Enough is enough. Frustrated Lancashire county councillors have run out of patience over the issue of possible flooding from surface water run-off from new developments.
This week they voted to send a message to central government, asking that the law is changed to ensure water companies such as United Utilities get an automatic legal right to be consulted about such issues on new sites.
The council’s External Scrutiny Committee had met to consider future flooding risks in the county and how well its Flood Risk Management Partnership is working.
In the last decade 2,930 properties within Lancashire’s boundaries have flooded causing devastation, homelessness and heartbreak for those worst affected and temporary inconvenience for others.
From Croston to Garstang, Lancaster to Ribchester residents and insurance companies have been left counting the cost.
It is accepted the reasons for such floods can be various and sometimes unexpected - from stormy weather bringing flash floods, to coastal flooding, ongoing water leaks, blocked drains and culverts, and changing surface water drainage.
Concerns that future larger scale housing and industrial development could further put the county at risk led councillors to agree it was time to write to the Department for Communities and Local Government and the Department of Agriculture, Environment and Rural Affairs, to appeal for a change in the law regarding consultations on new developments.

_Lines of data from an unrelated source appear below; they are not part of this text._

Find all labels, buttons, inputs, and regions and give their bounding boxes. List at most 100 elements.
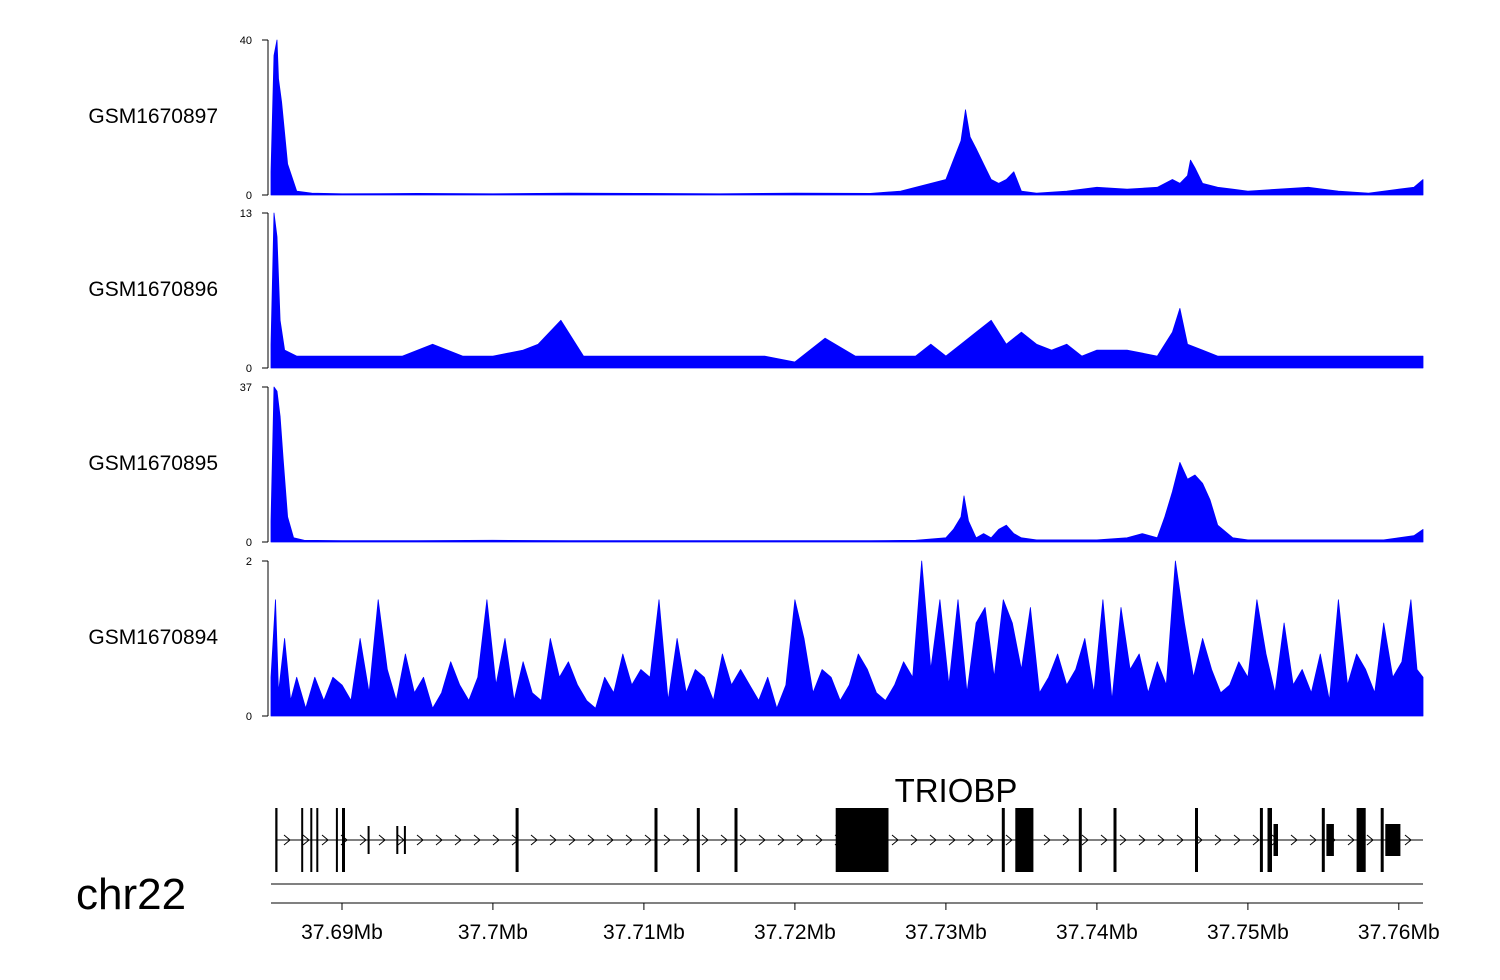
strand-arrow — [1100, 834, 1108, 846]
exon — [1259, 808, 1263, 872]
strand-arrow — [435, 834, 443, 846]
strand-arrow — [530, 834, 538, 846]
track-gsm1670894: GSM1670894 2 0 — [88, 556, 1424, 723]
strand-arrow — [720, 834, 728, 846]
track-label: GSM1670895 — [88, 452, 218, 475]
strand-arrow — [454, 834, 462, 846]
exon — [1267, 808, 1272, 872]
track-gsm1670896: GSM1670896 13 0 — [88, 208, 1424, 375]
signal-tracks: GSM1670897400GSM1670896130GSM1670895370G… — [88, 35, 1424, 723]
strand-arrow — [701, 834, 709, 846]
exon — [515, 808, 519, 872]
strand-arrow — [967, 834, 975, 846]
exon — [696, 808, 700, 872]
exon — [1385, 824, 1401, 856]
strand-arrow — [587, 834, 595, 846]
strand-arrow — [359, 834, 367, 846]
y-tick-label-min: 0 — [246, 363, 252, 375]
signal-area — [270, 39, 1424, 196]
strand-arrow — [663, 834, 671, 846]
strand-arrow — [986, 834, 994, 846]
strand-arrow — [1138, 834, 1146, 846]
signal-area — [270, 386, 1424, 543]
strand-arrow — [1081, 834, 1089, 846]
exon — [835, 808, 889, 872]
strand-arrow — [492, 834, 500, 846]
track-gsm1670895: GSM1670895 37 0 — [88, 382, 1424, 549]
strand-arrow — [378, 834, 386, 846]
strand-arrow — [1347, 834, 1355, 846]
strand-arrow — [568, 834, 576, 846]
strand-arrow — [1157, 834, 1165, 846]
y-tick-label-max: 37 — [240, 382, 252, 394]
strand-arrow — [1252, 834, 1260, 846]
signal-area — [270, 212, 1424, 369]
exon — [396, 826, 399, 854]
y-tick-label-max: 2 — [246, 556, 252, 568]
exon — [403, 826, 406, 854]
strand-arrow — [1005, 834, 1013, 846]
exon — [1001, 808, 1005, 872]
x-tick-label: 37.69Mb — [301, 921, 383, 944]
strand-arrow — [739, 834, 747, 846]
track-gsm1670897: GSM1670897 40 0 — [88, 35, 1424, 202]
strand-arrow — [283, 834, 291, 846]
strand-arrow — [929, 834, 937, 846]
strand-arrow — [416, 834, 424, 846]
strand-arrow — [1309, 834, 1317, 846]
strand-arrow — [1214, 834, 1222, 846]
x-tick-label: 37.76Mb — [1358, 921, 1440, 944]
strand-arrow — [1233, 834, 1241, 846]
exon — [301, 808, 304, 872]
x-tick-label: 37.74Mb — [1056, 921, 1138, 944]
x-tick-label: 37.73Mb — [905, 921, 987, 944]
exon — [275, 808, 278, 872]
exon — [335, 808, 338, 872]
strand-arrow — [1062, 834, 1070, 846]
exon — [734, 808, 738, 872]
exon — [1380, 808, 1384, 872]
strand-arrow — [644, 834, 652, 846]
y-tick-label-min: 0 — [246, 711, 252, 723]
strand-arrow — [796, 834, 804, 846]
exon — [310, 808, 313, 872]
y-tick-label-min: 0 — [246, 190, 252, 202]
exon — [1321, 808, 1325, 872]
exon — [367, 826, 370, 854]
y-tick-label-min: 0 — [246, 537, 252, 549]
strand-arrow — [758, 834, 766, 846]
gene-label: TRIOBP — [895, 772, 1018, 809]
strand-arrow — [625, 834, 633, 846]
track-label: GSM1670897 — [88, 105, 218, 128]
gene-track: TRIOBP — [275, 772, 1423, 872]
exon — [316, 808, 319, 872]
strand-arrow — [473, 834, 481, 846]
track-label: GSM1670894 — [88, 626, 218, 649]
x-tick-label: 37.75Mb — [1207, 921, 1289, 944]
strand-arrow — [606, 834, 614, 846]
strand-arrow — [549, 834, 557, 846]
y-tick-label-max: 13 — [240, 208, 252, 220]
exon — [1195, 808, 1198, 872]
signal-area — [270, 560, 1424, 717]
strand-arrow — [1176, 834, 1184, 846]
exon — [1015, 808, 1034, 872]
strand-arrow — [777, 834, 785, 846]
strand-arrow — [302, 834, 310, 846]
genome-axis: chr22 37.69Mb 37.7Mb 37.71Mb 37.72Mb 37.73Mb… — [76, 870, 1440, 944]
strand-arrow — [682, 834, 690, 846]
x-tick-label: 37.72Mb — [754, 921, 836, 944]
strand-arrow — [1404, 834, 1412, 846]
exon — [1356, 808, 1366, 872]
strand-arrow — [910, 834, 918, 846]
x-tick-label: 37.7Mb — [458, 921, 528, 944]
exon — [1273, 824, 1278, 856]
exon — [1113, 808, 1117, 872]
strand-arrow — [815, 834, 823, 846]
strand-arrow — [1290, 834, 1298, 846]
strand-arrow — [1119, 834, 1127, 846]
strand-arrow — [1366, 834, 1374, 846]
y-tick-label-max: 40 — [240, 35, 252, 47]
strand-arrow — [948, 834, 956, 846]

County Coun Azhar Ali successfully proposed that the Government departments be asked “to seriously reconsider making the water companies a statutory consulted body for major infrastructure development.”
The recurring issue of planning permission had been raised by councillors, including independent Fylde councillor Liz Oades, who wanted to know just how much or little consideration is given to drainage issues as new developments are proposed and approved.
Tony Griffiths from United Utilities told councillors that surface water from new developments could be connected to the drainage network and said: “There is nothing we can do about it.
“It’s very frustrating that’s the way it is at the moment.
“I detect very little appetite in central government for that to change.”
His colleague Tim Armour said new developments could put existing properties at extra flooding risk as well as the new properties.
Stressing the importance of “working collaboratively” at an early stage with planners and developers on how to deal with surface water run off he said one sustainable way to cope was to incorporate green spaces, which were also good for the mental health of residents.
County Coun Erica Lewis raised the plight of residents in the Lancaster and district area affected by flooding and challenged United Utilities on the level of its profits and its spend on flooding issues.
Mr Griffiths said the company hoped to increase its spending three fold and recognised it needed to improve its performance.
But the councillor was also reminded that United Utilities is a private company which had to give shareholders a return on their money and had also to raise capital to finance major schemes.
Rachel Crompton, the county council’s Flood Risk Manager stressed that “effective and sustainable solutions” to flood risk around Lancashire were being sought with consultations with partners ranging from the River Trust and local flood action groups to the National Farmers Union and CLA, councils, the Environment Agency and United Utilities.
Of 2,930 properties flooded in the last decade 372 have had anti-flooding “mitigation measures” fitted and 170 had “major scheme work”.